Dalam sejarah lahirnya pondok pesantren Nahdlatul Wathan Jakarta, seringkali disebut oleh pendirinya dengan mengatakan, pesantren ini lahir tanpa direkayasa. Disebut demikian, karena memang dalam pendiriannya tidak pernah ada konsep secara matang, terukur dan terencana yang mengarah pada pendirian sebuah pondok pesantren yang ideal dan mantap.

Oleh sebab itu, kehadiran Nahdlatul Wathan (NW) secara organisatoris dan pesantren Nahdlatul wathan Jakarta sebagai sebuah lembaga pendidikan Islam di tanah Betawi Jakarta, tepatnya di Kampung Pisangan Rt.01-Rw.03, Kelurahan Penggilingan, Kecamatan Cakung, Kota Madya Jakarta Timur, Provinsi DKI Jakarta, tidak terlepas dari dukungan dan sambutan positif dari berbagai pihak, sehingga pesantren ini dapat eksis dan berkembang di wilayah ini.
Dalam konteks ini, setidaknya ada tiga komponen penting sebagai pendukung kuat pada awal kelahiran Pondok Pesantren Nahdlatul Wathan Jakarta, yaitu dukungan dan sambutan positif dari guru besar kita Maulana Syaikh Tuan Guru Kyai Haji Muhammad Zainuddin Abdul madjid, dukungan dan sambutan positif dari masyarakat Jakarta dan Mahasiswa yang berasal dari Lombok.

Dukungan Dari Maulana Syaikh

Suatu hal yang tidak boleh terlupakan dalam mengupas sejarah awal berdirinya pesantren Nahdlatul Wathan Jakarta ini adalah dukungan kuat yang datang dari Pendiri NWDI, NBDI dan Nahdlatul Wathan (NW), yakni Guru besar kami, al-`Allamah al-`Arifu Billah Maulana Syaikh Tuan Guru kyai Haji Muhammad Zainuddin Abdul Madjid al-Masyhur atau yang kerap dipanggil Maulana Syaikh oleh murud dan jama`ah Nahdhiyyin. Keberadaan dan peranan beliau dalam memberikan motivasi, baik secara materi ataupun immateri adalah sangat dirasakan sekali oleh pendiri dan pimpinan pesantren ini, Ust.H.M Suhaidi khususnya dan teman-teman seperjuangan.

Dan disamping itu pula, memang bagi Maulana Syaikh sendiri sepertinya memiliki obsesi atau ambisi yang sangat besar dalam mengembangkan pesantren ini, karena beliau sangat memahami bahwa pesantren ini berada di Ibu Kota negara yang merupakan sentral informasi, sentral ekomomi, sosial dan politik di Indonesia.
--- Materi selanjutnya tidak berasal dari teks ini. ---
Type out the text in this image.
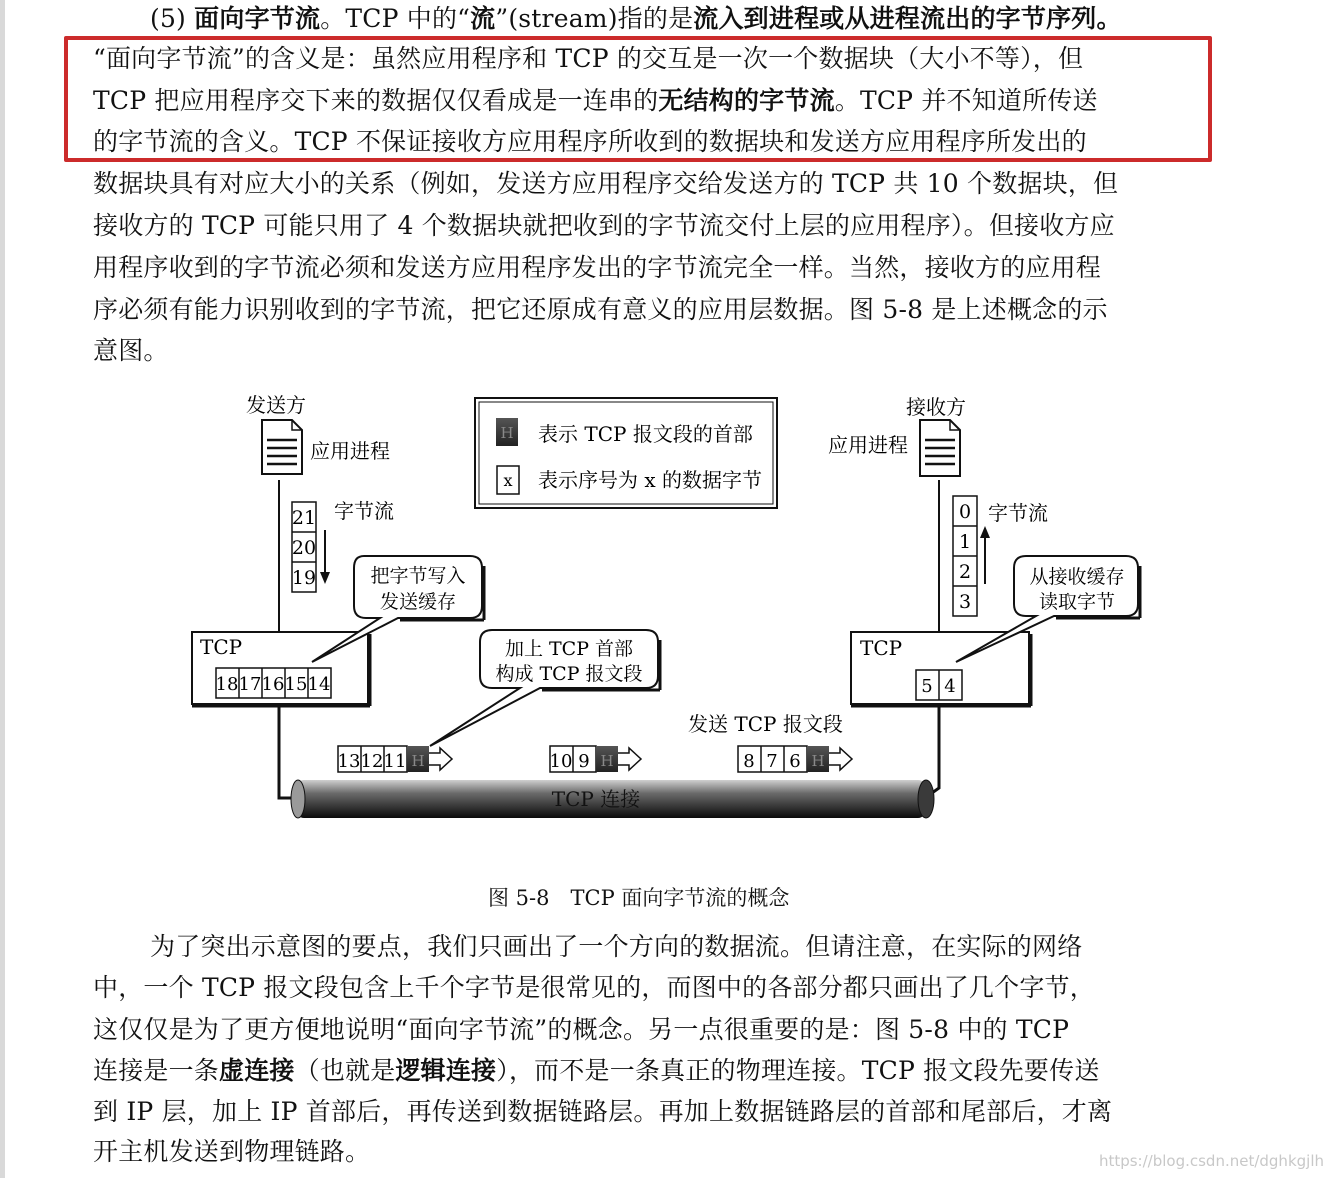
(5) 面向字节流。TCP 中的“流”(stream)指的是流入到进程或从进程流出的字节序列。
“面向字节流”的含义是：虽然应用程序和 TCP 的交互是一次一个数据块（大小不等），但
TCP 把应用程序交下来的数据仅仅看成是一连串的无结构的字节流。TCP 并不知道所传送
的字节流的含义。TCP 不保证接收方应用程序所收到的数据块和发送方应用程序所发出的
数据块具有对应大小的关系（例如，发送方应用程序交给发送方的 TCP 共 10 个数据块，但
接收方的 TCP 可能只用了 4 个数据块就把收到的字节流交付上层的应用程序）。但接收方应
用程序收到的字节流必须和发送方应用程序发出的字节流完全一样。当然，接收方的应用程
序必须有能力识别收到的字节流，把它还原成有意义的应用层数据。图 5-8 是上述概念的示
意图。
H
x
表示 TCP 报文段的首部
表示序号为 x 的数据字节
发送方
应用进程
接收方
应用进程
字节流	字节流
21
20
19
0
1
2
3
TCP
18 17 16 15 14
TCP
5 4
把字节写入
发送缓存
加上 TCP 首部
构成 TCP 报文段
从接收缓存
读取字节
发送 TCP 报文段
H
13 12 11	H
10 9	H
8 7 6
TCP 连接
图 5-8　TCP 面向字节流的概念
为了突出示意图的要点，我们只画出了一个方向的数据流。但请注意，在实际的网络
中，一个 TCP 报文段包含上千个字节是很常见的，而图中的各部分都只画出了几个字节，
这仅仅是为了更方便地说明“面向字节流”的概念。另一点很重要的是：图 5-8 中的 TCP
连接是一条虚连接（也就是逻辑连接），而不是一条真正的物理连接。TCP 报文段先要传送
到 IP 层，加上 IP 首部后，再传送到数据链路层。再加上数据链路层的首部和尾部后，才离
开主机发送到物理链路。	https://blog.csdn.net/dghkgjlh
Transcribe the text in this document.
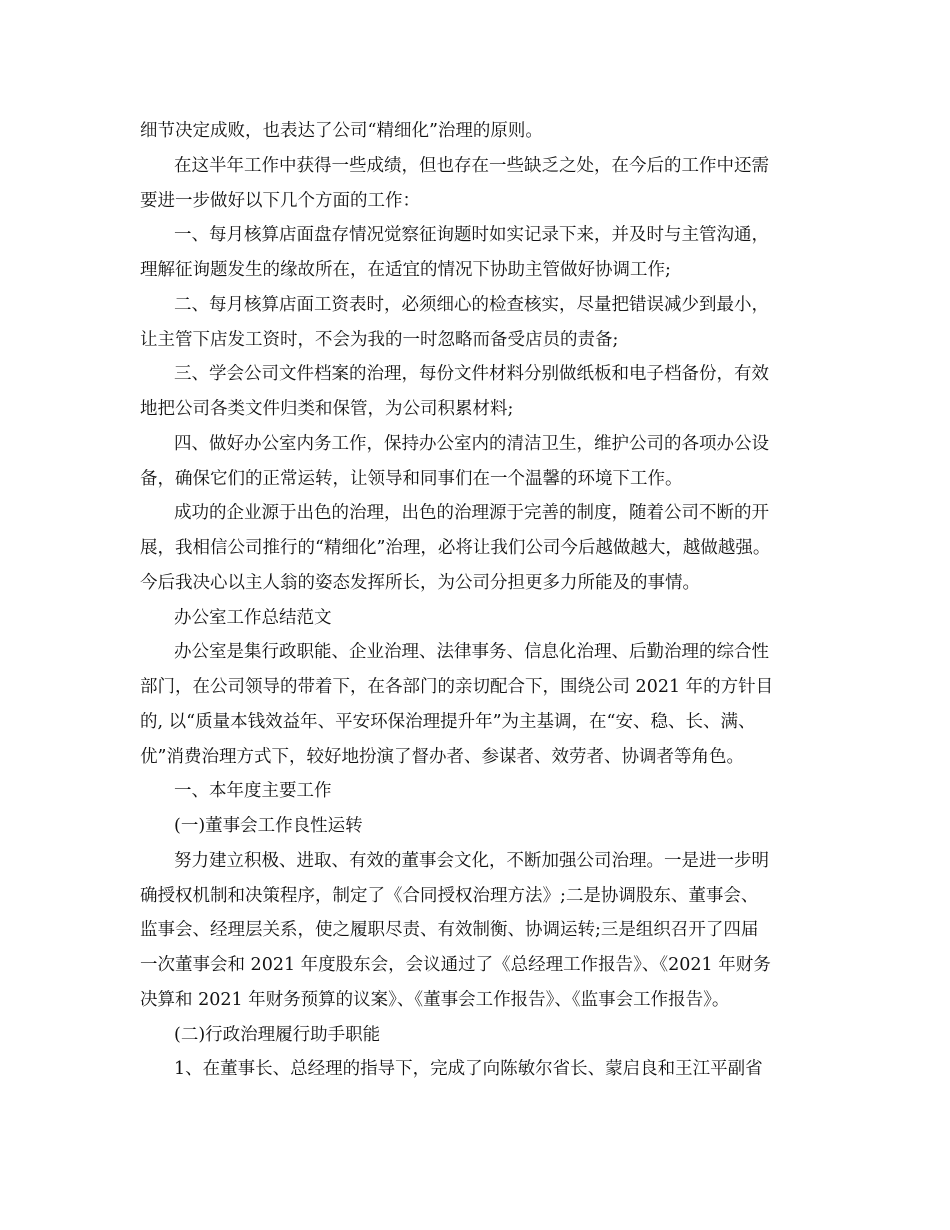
细节决定成败，也表达了公司“精细化”治理的原则。
在这半年工作中获得一些成绩，但也存在一些缺乏之处，在今后的工作中还需
要进一步做好以下几个方面的工作：
一、每月核算店面盘存情况觉察征询题时如实记录下来，并及时与主管沟通，
理解征询题发生的缘故所在，在适宜的情况下协助主管做好协调工作;
二、每月核算店面工资表时，必须细心的检查核实，尽量把错误减少到最小，
让主管下店发工资时，不会为我的一时忽略而备受店员的责备;
三、学会公司文件档案的治理，每份文件材料分别做纸板和电子档备份，有效
地把公司各类文件归类和保管，为公司积累材料;
四、做好办公室内务工作，保持办公室内的清洁卫生，维护公司的各项办公设
备，确保它们的正常运转，让领导和同事们在一个温馨的环境下工作。
成功的企业源于出色的治理，出色的治理源于完善的制度，随着公司不断的开
展，我相信公司推行的“精细化”治理，必将让我们公司今后越做越大，越做越强。
今后我决心以主人翁的姿态发挥所长，为公司分担更多力所能及的事情。
办公室工作总结范文
办公室是集行政职能、企业治理、法律事务、信息化治理、后勤治理的综合性
部门，在公司领导的带着下，在各部门的亲切配合下，围绕公司 2021 年的方针目
的, 以“质量本钱效益年、平安环保治理提升年”为主基调，在“安、稳、长、满、
优”消费治理方式下，较好地扮演了督办者、参谋者、效劳者、协调者等角色。
一、本年度主要工作
(一)董事会工作良性运转
努力建立积极、进取、有效的董事会文化，不断加强公司治理。一是进一步明
确授权机制和决策程序，制定了《合同授权治理方法》;二是协调股东、董事会、
监事会、经理层关系，使之履职尽责、有效制衡、协调运转;三是组织召开了四届
一次董事会和 2021 年度股东会，会议通过了《总经理工作报告》、《2021 年财务
决算和 2021 年财务预算的议案》、《董事会工作报告》、《监事会工作报告》。
(二)行政治理履行助手职能
1、在董事长、总经理的指导下，完成了向陈敏尔省长、蒙启良和王江平副省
Dan bagi beliau, mungkin saja sudah membaca dan melihat bagaimana urgensinya Nahdlatul Wathan sebagai organisasi untuk bisa eksis di mata nasional dan internasional pada masa-masa yang akan datang. Sehingga, beliau pun pernah berkata; ”Saya ingin Nahdlatul Wathan Jakarta itu sebagai kiblat Nahdlatul Wathan”.

Maulana Syaikh yang disebut sebagai aulia Allah Subhanahu wa ta`ala dan ulama besar yang selalu konsisten dan memiliki cita-cita serta idealisme yang tinggi dalam perjuangan menegakkan kalimat Allah Subhaanahu wa ta`ala di muka bumi ini melalui basis organisasi Nahdlatul Wathan (NW) yang didirikannya adalah suatu hal yang mesti selalu dikenang dan dihayati oleh segenap Nahdliyin dan umat Islam umumnya untuk membangun motivasi perjuangan yang terkadang sering luntur di era globalisasi ini. Sebagai suatu gambaran cita-cita dan idealismenya yang tinggi Maulana Syaikh itu adalah potongan kalimat yang telah tertuangkan dalam kitab Hizib Nahdlatul Wathan yang mengatakan ” Wansyur liwa`a nahdlatil wathan fil `lamin” ( Ya Allah, sebarkanlah panji-panji Nahdlatul Wathan itu ke seluruh penjuru dunia).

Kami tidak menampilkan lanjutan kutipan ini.